My recent work has dealt quite alot with Hoare types and how they can be used to reason about concepts like linearizability. This has been a bit rough, for several reasons. Hoare types are fine for reasoning about sequential consistency in programs. For instance, in the following simple (and infomal, and probably incorrect by "true" Hoare logic) example:
x ← [l] : { v : Int = [l] } Unit { x : Int = v }
[l] ← x + 1 : { x : Int } Unit { [l] = x + 1 }
x : { x : Int } x { }
the types can be combined by the rules of Hoare logic into the type { v : int = [l] } v { [l] = v + 1 }.

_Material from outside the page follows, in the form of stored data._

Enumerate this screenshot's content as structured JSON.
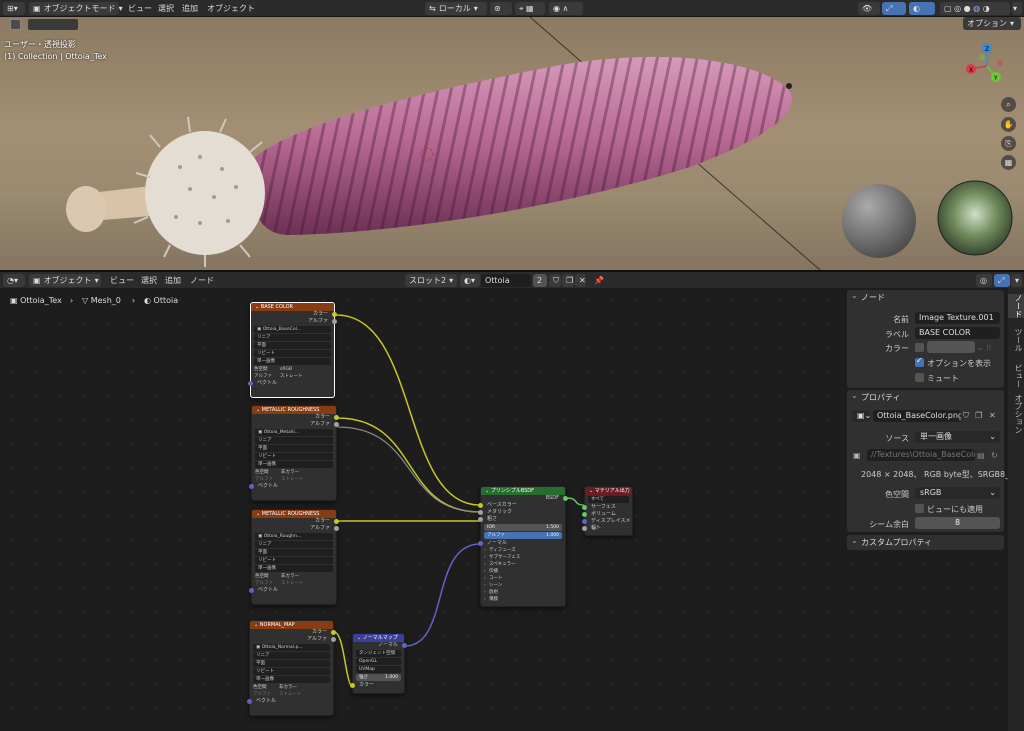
{
  "topbar": {
    "mode": "オブジェクトモード",
    "menus": [
      "ビュー",
      "選択",
      "追加",
      "オブジェクト"
    ],
    "transform_orientation": "ローカル",
    "options": "オプション"
  },
  "viewport": {
    "view_name": "ユーザー・透視投影",
    "collection": "(1) Collection | Ottoia_Tex",
    "gizmo_axes": [
      "X",
      "Y",
      "Z"
    ]
  },
  "node_editor": {
    "editor_type": "オブジェクト",
    "menus": [
      "ビュー",
      "選択",
      "追加",
      "ノード"
    ],
    "slot": "スロット2",
    "material_name": "Ottoia",
    "user_count": "2",
    "breadcrumb": [
      "Ottoia_Tex",
      "Mesh_0",
      "Ottoia"
    ]
  },
  "nodes": {
    "tex1": {
      "title": "BASE COLOR",
      "out_color": "カラー",
      "out_alpha": "アルファ",
      "image": "Ottoia_BaseCol...",
      "interp": "リニア",
      "proj": "平面",
      "ext": "リピート",
      "src": "単一画像",
      "cs_label": "色空間",
      "cs": "sRGB",
      "alpha_label": "アルファ",
      "alpha": "ストレート",
      "vec": "ベクトル"
    },
    "tex2": {
      "title": "METALLIC ROUGHNESS",
      "out_color": "カラー",
      "out_alpha": "アルファ",
      "image": "Ottoia_Metalli...",
      "interp": "リニア",
      "proj": "平面",
      "ext": "リピート",
      "src": "単一画像",
      "cs_label": "色空間",
      "cs": "非カラー",
      "alpha_label": "アルファ",
      "alpha": "ストレート",
      "vec": "ベクトル"
    },
    "tex3": {
      "title": "METALLIC ROUGHNESS",
      "out_color": "カラー",
      "out_alpha": "アルファ",
      "image": "Ottoia_Roughn...",
      "interp": "リニア",
      "proj": "平面",
      "ext": "リピート",
      "src": "単一画像",
      "cs_label": "色空間",
      "cs": "非カラー",
      "alpha_label": "アルファ",
      "alpha": "ストレート",
      "vec": "ベクトル"
    },
    "tex4": {
      "title": "NORMAL_MAP",
      "out_color": "カラー",
      "out_alpha": "アルファ",
      "image": "Ottoia_Normal.p...",
      "interp": "リニア",
      "proj": "平面",
      "ext": "リピート",
      "src": "単一画像",
      "cs_label": "色空間",
      "cs": "非カラー",
      "alpha_label": "アルファ",
      "alpha": "ストレート",
      "vec": "ベクトル"
    },
    "bsdf": {
      "title": "プリンシプルBSDF",
      "out": "BSDF",
      "inputs": [
        "ベースカラー",
        "メタリック",
        "粗さ"
      ],
      "ior_label": "IOR",
      "ior": "1.500",
      "alpha_label": "アルファ",
      "alpha": "1.000",
      "normal": "ノーマル",
      "subpanels": [
        "ディフューズ",
        "サブサーフェス",
        "スペキュラー",
        "伝播",
        "コート",
        "シーン",
        "放射",
        "薄膜"
      ]
    },
    "out": {
      "title": "マテリアル出力",
      "target": "すべて",
      "inputs": [
        "サーフェス",
        "ボリューム",
        "ディスプレイスメント",
        "幅"
      ]
    },
    "nmap": {
      "title": "ノーマルマップ",
      "out": "ノーマル",
      "space": "タンジェント空間",
      "convention": "OpenGL",
      "uv": "UVMap",
      "strength_label": "強さ",
      "strength": "1.000",
      "color": "カラー"
    }
  },
  "npanel": {
    "tabs": [
      "ノード",
      "ツール",
      "ビュー",
      "オプション"
    ],
    "node_section": "ノード",
    "name_label": "名前",
    "name": "Image Texture.001",
    "label_label": "ラベル",
    "label": "BASE COLOR",
    "color_label": "カラー",
    "show_options": "オプションを表示",
    "mute": "ミュート",
    "props_section": "プロパティ",
    "image_name": "Ottoia_BaseColor.png",
    "source_label": "ソース",
    "source": "単一画像",
    "filepath": "//Textures\\Ottoia_BaseColo...",
    "image_info": "2048 × 2048、 RGB byte型、SRGB8_A8",
    "colorspace_label": "色空間",
    "colorspace": "sRGB",
    "view_as_render": "ビューにも適用",
    "seam_label": "シーム余白",
    "seam": "8",
    "custom_props": "カスタムプロパティ"
  },
  "colors": {
    "accent": "#4772b3",
    "tex_header": "#883c13",
    "bsdf_header": "#276e2e",
    "output_header": "#6b1d22",
    "vector_header": "#3b3e9b",
    "worm": "#b96a95"
  }
}
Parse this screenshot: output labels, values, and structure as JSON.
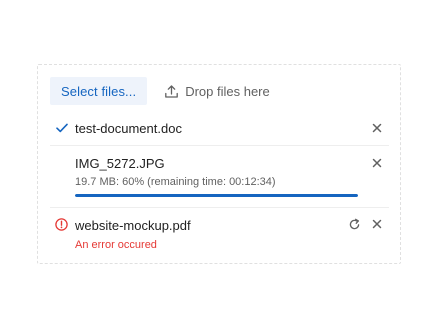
{
  "toolbar": {
    "select_label": "Select files...",
    "drop_label": "Drop files here",
    "drop_icon": "upload-icon"
  },
  "files": [
    {
      "name": "test-document.doc",
      "state": "uploaded",
      "status_icon": "check-icon",
      "actions": [
        "remove-icon"
      ]
    },
    {
      "name": "IMG_5272.JPG",
      "state": "uploading",
      "status": "19.7 MB: 60% (remaining time: 00:12:34)",
      "progress_fraction": 1.0,
      "actions": [
        "remove-icon"
      ]
    },
    {
      "name": "website-mockup.pdf",
      "state": "error",
      "status_icon": "error-icon",
      "error": "An error occured",
      "actions": [
        "retry-icon",
        "remove-icon"
      ]
    }
  ],
  "colors": {
    "accent": "#1565c0",
    "accent_bg": "#eef3fb",
    "error": "#e53935",
    "text": "#212121",
    "muted": "#616161",
    "border": "#e0e0e0"
  }
}
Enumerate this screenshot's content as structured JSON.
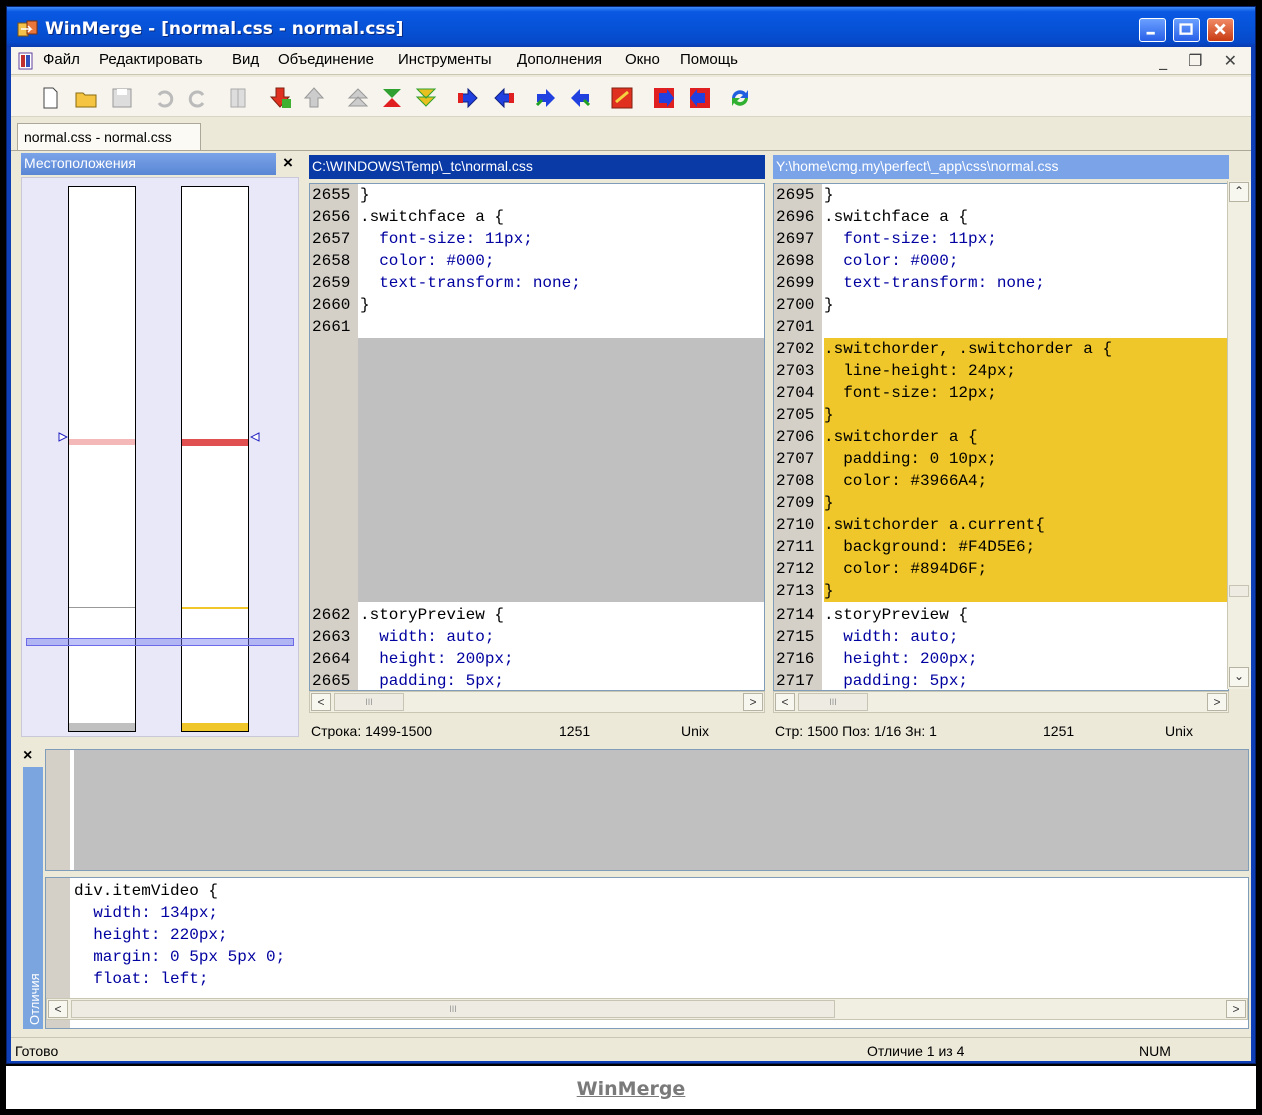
{
  "window": {
    "title": "WinMerge - [normal.css - normal.css]",
    "controls": [
      "minimize",
      "maximize",
      "close"
    ]
  },
  "menu": [
    {
      "label": "Файл"
    },
    {
      "label": "Редактировать"
    },
    {
      "label": "Вид"
    },
    {
      "label": "Объединение"
    },
    {
      "label": "Инструменты"
    },
    {
      "label": "Дополнения"
    },
    {
      "label": "Окно"
    },
    {
      "label": "Помощь"
    }
  ],
  "mdi_controls": "_ ❐ ✕",
  "toolbar": {
    "buttons": [
      "new-icon",
      "open-icon",
      "save-icon",
      "undo-icon",
      "redo-icon",
      "options-icon",
      "next-diff-down-icon",
      "prev-diff-up-icon",
      "first-diff-icon",
      "current-diff-icon",
      "last-diff-icon",
      "copy-right-icon",
      "copy-left-icon",
      "copy-right-advance-icon",
      "copy-left-advance-icon",
      "all-right-icon",
      "all-left-icon",
      "compare-icon",
      "refresh-icon"
    ]
  },
  "tab": {
    "label": "normal.css - normal.css"
  },
  "location_pane": {
    "title": "Местоположения",
    "close": "×"
  },
  "left_pane": {
    "path": "C:\\WINDOWS\\Temp\\_tc\\normal.css",
    "lines_top": [
      {
        "n": "2655",
        "text": "}"
      },
      {
        "n": "2656",
        "text": ".switchface a {"
      },
      {
        "n": "2657",
        "text": "  font-size: 11px;"
      },
      {
        "n": "2658",
        "text": "  color: #000;"
      },
      {
        "n": "2659",
        "text": "  text-transform: none;"
      },
      {
        "n": "2660",
        "text": "}"
      },
      {
        "n": "2661",
        "text": ""
      }
    ],
    "lines_bottom": [
      {
        "n": "2662",
        "text": ".storyPreview {"
      },
      {
        "n": "2663",
        "text": "  width: auto;"
      },
      {
        "n": "2664",
        "text": "  height: 200px;"
      },
      {
        "n": "2665",
        "text": "  padding: 5px;"
      }
    ],
    "status": {
      "line": "Строка: 1499-1500",
      "count": "1251",
      "eol": "Unix"
    }
  },
  "right_pane": {
    "path": "Y:\\home\\cmg.my\\perfect\\_app\\css\\normal.css",
    "lines": [
      {
        "n": "2695",
        "text": "}"
      },
      {
        "n": "2696",
        "text": ".switchface a {"
      },
      {
        "n": "2697",
        "text": "  font-size: 11px;"
      },
      {
        "n": "2698",
        "text": "  color: #000;"
      },
      {
        "n": "2699",
        "text": "  text-transform: none;"
      },
      {
        "n": "2700",
        "text": "}"
      },
      {
        "n": "2701",
        "text": ""
      },
      {
        "n": "2702",
        "text": ".switchorder, .switchorder a {"
      },
      {
        "n": "2703",
        "text": "  line-height: 24px;"
      },
      {
        "n": "2704",
        "text": "  font-size: 12px;"
      },
      {
        "n": "2705",
        "text": "}"
      },
      {
        "n": "2706",
        "text": ".switchorder a {"
      },
      {
        "n": "2707",
        "text": "  padding: 0 10px;"
      },
      {
        "n": "2708",
        "text": "  color: #3966A4;"
      },
      {
        "n": "2709",
        "text": "}"
      },
      {
        "n": "2710",
        "text": ".switchorder a.current{"
      },
      {
        "n": "2711",
        "text": "  background: #F4D5E6;"
      },
      {
        "n": "2712",
        "text": "  color: #894D6F;"
      },
      {
        "n": "2713",
        "text": "}"
      },
      {
        "n": "2714",
        "text": ".storyPreview {"
      },
      {
        "n": "2715",
        "text": "  width: auto;"
      },
      {
        "n": "2716",
        "text": "  height: 200px;"
      },
      {
        "n": "2717",
        "text": "  padding: 5px;"
      }
    ],
    "status": {
      "pos": "Стр: 1500  Поз: 1/16  Зн: 1",
      "count": "1251",
      "eol": "Unix"
    }
  },
  "diff_pane": {
    "close": "×",
    "tab_label": "Отличия",
    "lines": [
      {
        "text": "div.itemVideo {"
      },
      {
        "text": "  width: 134px;"
      },
      {
        "text": "  height: 220px;"
      },
      {
        "text": "  margin: 0 5px 5px 0;"
      },
      {
        "text": "  float: left;"
      }
    ]
  },
  "statusbar": {
    "ready": "Готово",
    "diff": "Отличие 1 из 4",
    "num": "NUM"
  },
  "caption": "WinMerge",
  "colors": {
    "title_blue": "#0653d8",
    "diff_yellow": "#efc72a",
    "blank_gray": "#c0c0c0",
    "css_property": "#0000a0",
    "css_value": "#800000"
  }
}
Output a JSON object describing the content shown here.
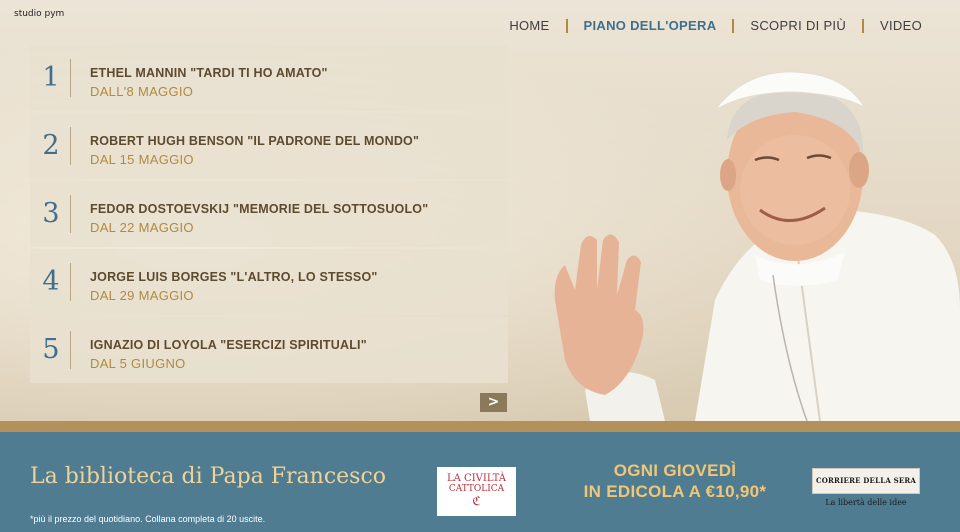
{
  "brand": "studio pym",
  "nav": {
    "items": [
      {
        "label": "HOME",
        "active": false
      },
      {
        "label": "PIANO DELL'OPERA",
        "active": true
      },
      {
        "label": "SCOPRI DI PIÙ",
        "active": false
      },
      {
        "label": "VIDEO",
        "active": false
      }
    ]
  },
  "books": [
    {
      "num": "1",
      "title": "ETHEL MANNIN \"TARDI TI HO AMATO\"",
      "date": "DALL'8 MAGGIO"
    },
    {
      "num": "2",
      "title": "ROBERT HUGH BENSON \"IL PADRONE DEL MONDO\"",
      "date": "DAL 15 MAGGIO"
    },
    {
      "num": "3",
      "title": "FEDOR DOSTOEVSKIJ \"MEMORIE DEL SOTTOSUOLO\"",
      "date": "DAL 22 MAGGIO"
    },
    {
      "num": "4",
      "title": "JORGE LUIS BORGES \"L'ALTRO, LO STESSO\"",
      "date": "DAL 29 MAGGIO"
    },
    {
      "num": "5",
      "title": "IGNAZIO DI LOYOLA \"ESERCIZI SPIRITUALI\"",
      "date": "DAL 5 GIUGNO"
    }
  ],
  "next_label": ">",
  "footer": {
    "title": "La biblioteca di Papa Francesco",
    "footnote": "*più il prezzo del quotidiano. Collana completa di 20 uscite.",
    "civilta_line1": "LA CIVILTÀ",
    "civilta_line2": "CATTOLICA",
    "civilta_mark": "ℭ",
    "promo_line1": "OGNI GIOVEDÌ",
    "promo_line2": "IN EDICOLA A €10,90*",
    "corriere_masthead": "CORRIERE DELLA SERA",
    "corriere_tagline": "La libertà delle idee"
  },
  "colors": {
    "accent_blue": "#3f6f8d",
    "gold": "#b08a40",
    "footer_bg": "#4f7c91",
    "promo_text": "#f0c778"
  },
  "icons": {
    "next": "next-arrow-icon"
  }
}
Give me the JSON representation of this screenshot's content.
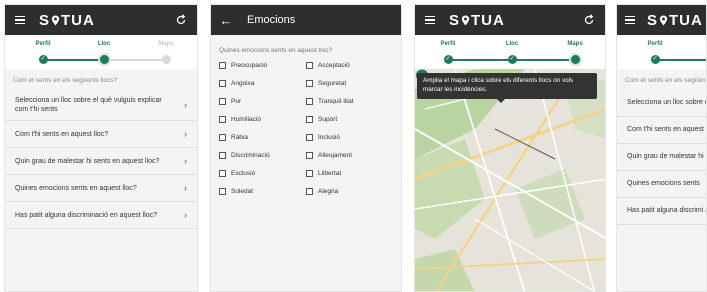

But in concurrency, this isn't what we want. We don't really care about one step guaranteeing the preconditions of another. We care about observing properties and causing effects. It's a subtle, but distinct difference, and it seems related to what I was talking about earlier with differentiation of propositions. Observing a property is when some proposition in the outside world causes a change in the eventual result of the term. Causing an effect is when some proposition is changed. So basically, you have the properties you observe, the effects you cause, and a change of types (as in, a before type, and an after type)
Of all ways to represent this, Dirac's notation comes to mind. The representation of effects would go something like this: 〈 properties observed | effects caused 〉. So, for instance, we might type an atomic counter as 〈 v : Int = [l] | [l] = v + 1 〉. Now, we also need to add the type of the term before the action, versus the type after. So, the type might look something like this: Int〈 v : Int = [l] | [l] = v + 1 〉v. This is, of course, a simplification. In a real dependent type system, expect something like this:
Π l : Int Ref.Π x : Int. Int〈 [l] = v | [l] = v+1 〉{ y : Int. y = v }
The other benefit of this is that it allows sequences of atomic actions to be differentiated from individual ones. The counter I gave above would be typed as something like (in the simpler form):
Int〈 v : Int = [l] | 〉v ; v〈 | [l] = v + 1 〉v
The best part of all this is that I have a pretty good idea how to get these automatically from the sequences of Hoare-typed terms and dependently-typed heaps I've been working with in all my writings on this subject, and that method is a propositional differentiation function...
I told you, it all comes together in the end.